Tiered access controls, following the principle of least privilege, ensure users or systems can only access data they are authorised to use, and genuinely need. Granting minimal access helps limit exposure if any accounts or systems are compromised.

Encryption is a fundamental cornerstone of data protection. Sensitive data should be encrypted both in transit and at rest, preventing attackers from reading information even if they gain access to the system.

Hashing and salting are related cryptographic techniques. While encryption can be decrypted with the correct key, hashing creates a one-way data fingerprint, often used for storing passwords securely instead of in plaintext. Salting adds random data to the hash, making it much harder for attackers to crack.

Retention and disposal policies ensure that data is only kept as long as necessary, and securely erased when no longer needed.

Finally, masking or tokenisation replaces sensitive live values with tokens, or obfuscated data in development or testing environments, ensuring no real data can be accidentally exposed.

How do we validate our security controls?

Building security and protection in is essential, but equally important is verifying that those controls actually work. Practical steps like security assessments or penetration testing are useful for this.Some security assessments can be built directly into the CI/CD pipeline to automate checks at every pull request, and deployment. They can include:

Static Application Security Testing, which scans the code for known insecure patterns

Dependency scanning, which detects packages and libraries with vulnerabilities or are out of date

Secrets detection, which flags hardcoded tokens, passwords or API keys

Config checks, which ensures infrastructure or deployment configs meet security policies.

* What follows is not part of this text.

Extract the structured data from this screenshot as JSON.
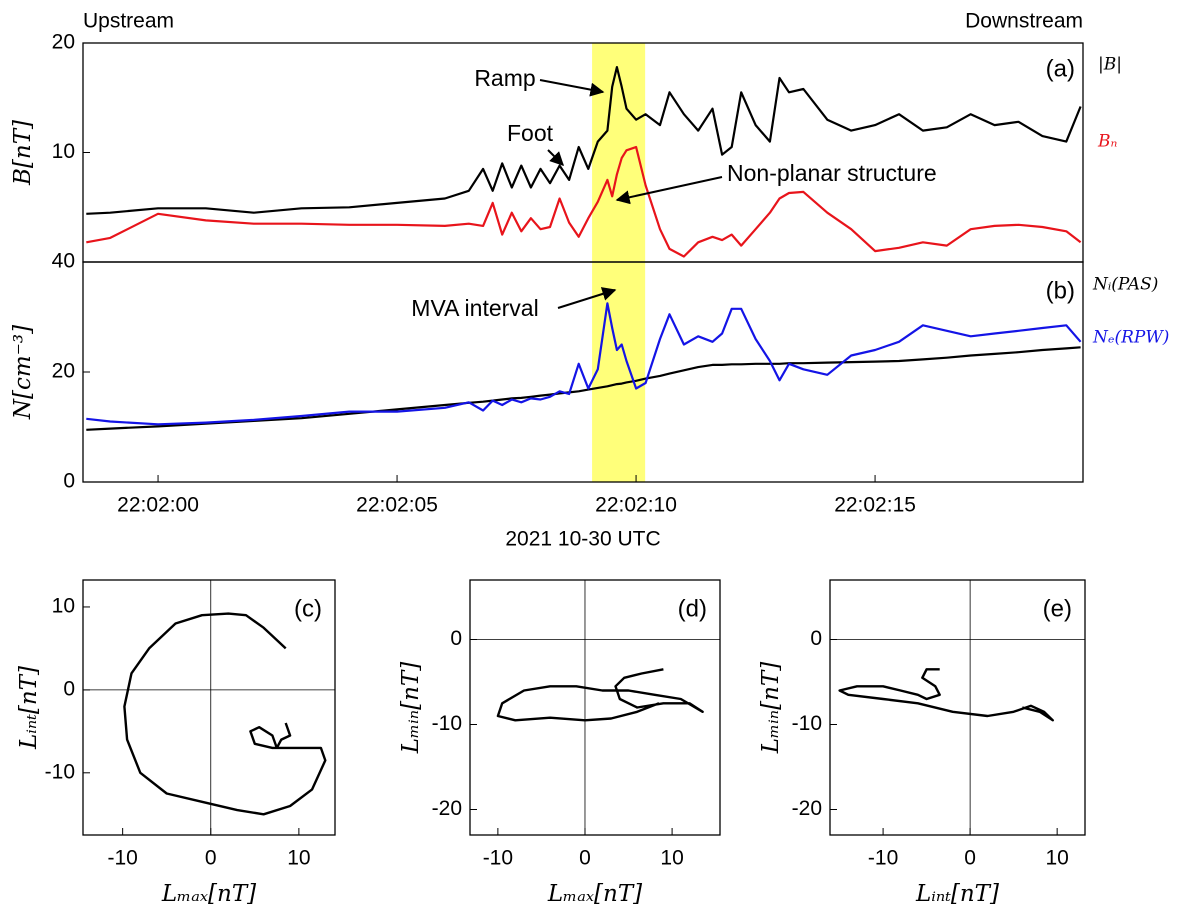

Penetration testing is a periodic, controlled, simulated manual attack on the system. This is designed to identify and resolve vulnerabilities before attackers can exploit them. The testers examine applications, infrastructure, APIs and cloud configurations looking for any weakness or exposed service that could be exploited. These tests provide a real-world view into risks, showing which vulnerabilities are most urgent to fix.

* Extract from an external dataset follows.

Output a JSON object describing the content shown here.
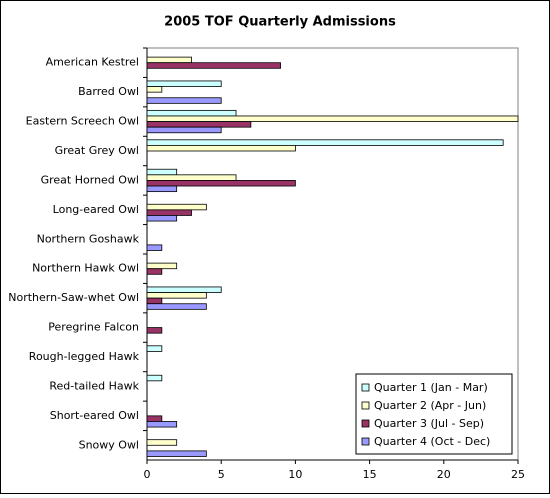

Some organisations also use red and blue teams for more advanced validation. Red teams simulate attacks, while the blue teams focus on detection and response. Working together, these teams provide additional insight into how well security controls fare against sophisticated threats.These validations help organisations catch vulnerabilities early, and continuously improve defences. This ensures their security measures are effective.

How do we align with compliance and industry standards?

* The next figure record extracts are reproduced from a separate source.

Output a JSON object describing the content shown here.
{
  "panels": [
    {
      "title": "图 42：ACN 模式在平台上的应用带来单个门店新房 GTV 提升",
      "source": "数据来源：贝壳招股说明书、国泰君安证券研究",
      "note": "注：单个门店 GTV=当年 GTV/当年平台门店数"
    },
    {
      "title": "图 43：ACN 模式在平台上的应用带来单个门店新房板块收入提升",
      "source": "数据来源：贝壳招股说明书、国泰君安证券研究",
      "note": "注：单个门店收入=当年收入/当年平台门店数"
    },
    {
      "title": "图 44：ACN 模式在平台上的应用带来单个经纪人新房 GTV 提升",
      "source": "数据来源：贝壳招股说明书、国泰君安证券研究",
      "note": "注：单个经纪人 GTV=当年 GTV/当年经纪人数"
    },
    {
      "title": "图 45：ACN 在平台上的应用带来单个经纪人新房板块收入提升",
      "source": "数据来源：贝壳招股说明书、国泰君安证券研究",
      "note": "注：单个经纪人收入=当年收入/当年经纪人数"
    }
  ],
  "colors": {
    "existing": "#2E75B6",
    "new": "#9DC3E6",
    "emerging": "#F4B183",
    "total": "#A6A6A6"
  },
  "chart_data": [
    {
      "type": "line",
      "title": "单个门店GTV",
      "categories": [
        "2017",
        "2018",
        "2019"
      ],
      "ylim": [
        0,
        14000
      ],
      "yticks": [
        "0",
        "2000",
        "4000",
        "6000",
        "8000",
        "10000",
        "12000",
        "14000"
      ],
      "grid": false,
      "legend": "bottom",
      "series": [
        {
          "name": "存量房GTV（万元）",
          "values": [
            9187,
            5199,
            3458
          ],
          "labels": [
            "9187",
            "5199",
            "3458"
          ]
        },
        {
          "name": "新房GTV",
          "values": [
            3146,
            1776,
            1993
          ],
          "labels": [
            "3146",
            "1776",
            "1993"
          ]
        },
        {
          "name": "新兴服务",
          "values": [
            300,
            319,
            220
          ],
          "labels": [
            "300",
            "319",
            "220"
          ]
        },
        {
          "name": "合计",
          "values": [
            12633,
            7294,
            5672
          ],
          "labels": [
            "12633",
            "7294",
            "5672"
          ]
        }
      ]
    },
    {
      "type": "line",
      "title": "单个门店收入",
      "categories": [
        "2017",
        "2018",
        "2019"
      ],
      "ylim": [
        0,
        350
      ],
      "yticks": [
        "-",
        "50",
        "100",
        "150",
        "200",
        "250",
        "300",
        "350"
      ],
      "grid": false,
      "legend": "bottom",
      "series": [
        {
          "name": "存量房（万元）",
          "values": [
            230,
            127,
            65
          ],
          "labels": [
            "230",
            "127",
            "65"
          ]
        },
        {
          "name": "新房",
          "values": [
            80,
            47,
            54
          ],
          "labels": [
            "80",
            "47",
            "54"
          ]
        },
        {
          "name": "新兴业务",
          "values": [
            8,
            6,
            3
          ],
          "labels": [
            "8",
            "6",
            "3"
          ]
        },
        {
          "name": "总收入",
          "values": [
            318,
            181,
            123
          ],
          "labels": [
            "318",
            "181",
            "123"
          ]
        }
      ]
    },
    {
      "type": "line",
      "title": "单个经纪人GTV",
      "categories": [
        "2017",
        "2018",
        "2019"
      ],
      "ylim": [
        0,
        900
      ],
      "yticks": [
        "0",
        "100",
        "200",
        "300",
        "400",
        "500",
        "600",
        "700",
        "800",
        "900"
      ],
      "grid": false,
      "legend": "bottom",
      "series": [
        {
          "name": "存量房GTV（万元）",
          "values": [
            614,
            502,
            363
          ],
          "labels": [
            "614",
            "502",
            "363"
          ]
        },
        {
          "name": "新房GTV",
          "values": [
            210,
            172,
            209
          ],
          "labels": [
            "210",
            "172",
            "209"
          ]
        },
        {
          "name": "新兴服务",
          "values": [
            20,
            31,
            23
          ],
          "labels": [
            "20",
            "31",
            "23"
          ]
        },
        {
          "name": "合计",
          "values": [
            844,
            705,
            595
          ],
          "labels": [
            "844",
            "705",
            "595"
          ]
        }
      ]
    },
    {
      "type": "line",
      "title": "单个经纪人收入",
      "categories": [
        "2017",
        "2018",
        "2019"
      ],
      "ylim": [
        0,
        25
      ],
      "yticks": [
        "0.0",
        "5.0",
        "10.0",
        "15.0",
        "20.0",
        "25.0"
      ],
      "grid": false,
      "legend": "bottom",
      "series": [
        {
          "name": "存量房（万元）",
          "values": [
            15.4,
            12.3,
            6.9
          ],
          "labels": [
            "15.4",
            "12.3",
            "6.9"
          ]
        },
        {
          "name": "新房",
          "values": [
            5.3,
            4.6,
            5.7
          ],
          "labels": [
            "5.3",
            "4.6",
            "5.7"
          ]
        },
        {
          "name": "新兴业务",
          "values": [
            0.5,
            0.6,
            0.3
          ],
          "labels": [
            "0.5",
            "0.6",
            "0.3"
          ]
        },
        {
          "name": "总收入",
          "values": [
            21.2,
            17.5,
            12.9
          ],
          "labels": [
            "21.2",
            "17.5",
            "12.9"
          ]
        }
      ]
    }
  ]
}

While building security and validation is important, organisations must ensure that their practices meet recognised compliance and industry standards, as well as legal responsibilities. These frameworks and legislations include:

  • ISO 27001 is a global standard that establishes an Information Security Management System (ISMS) guiding organisations to identify, assess, and manage security risks across people, processes and technology
  • SOC 2 focuses on controls relevant to security, availability, integrity in data processing, confidentiality and privacy. It’s especially relevant for service providers, and SaaS companies worldwide
  • PCI DSS is an international standard for any organisations that store, process or transmit payment card data. It covers encryption, access controls, monitoring and vulnerability management
  • Data Protection Act (2018) is a piece of UK legislation that implements GDPR, and applies to all organisations that process the personal data of UK residents. It requires lawful, fair and transparent processing, data minimisation, and the protection of individuals’ rights. Compliance ensures both legal adherence and strong privacy practices.

By combining secure design, strong data protection, continuous validation, and compliance with recognised standards, organisations can ensure security and trust are embedded from day one. This approach reduces risk, builds confidence with customers and partners, and provides a solid foundation for growth.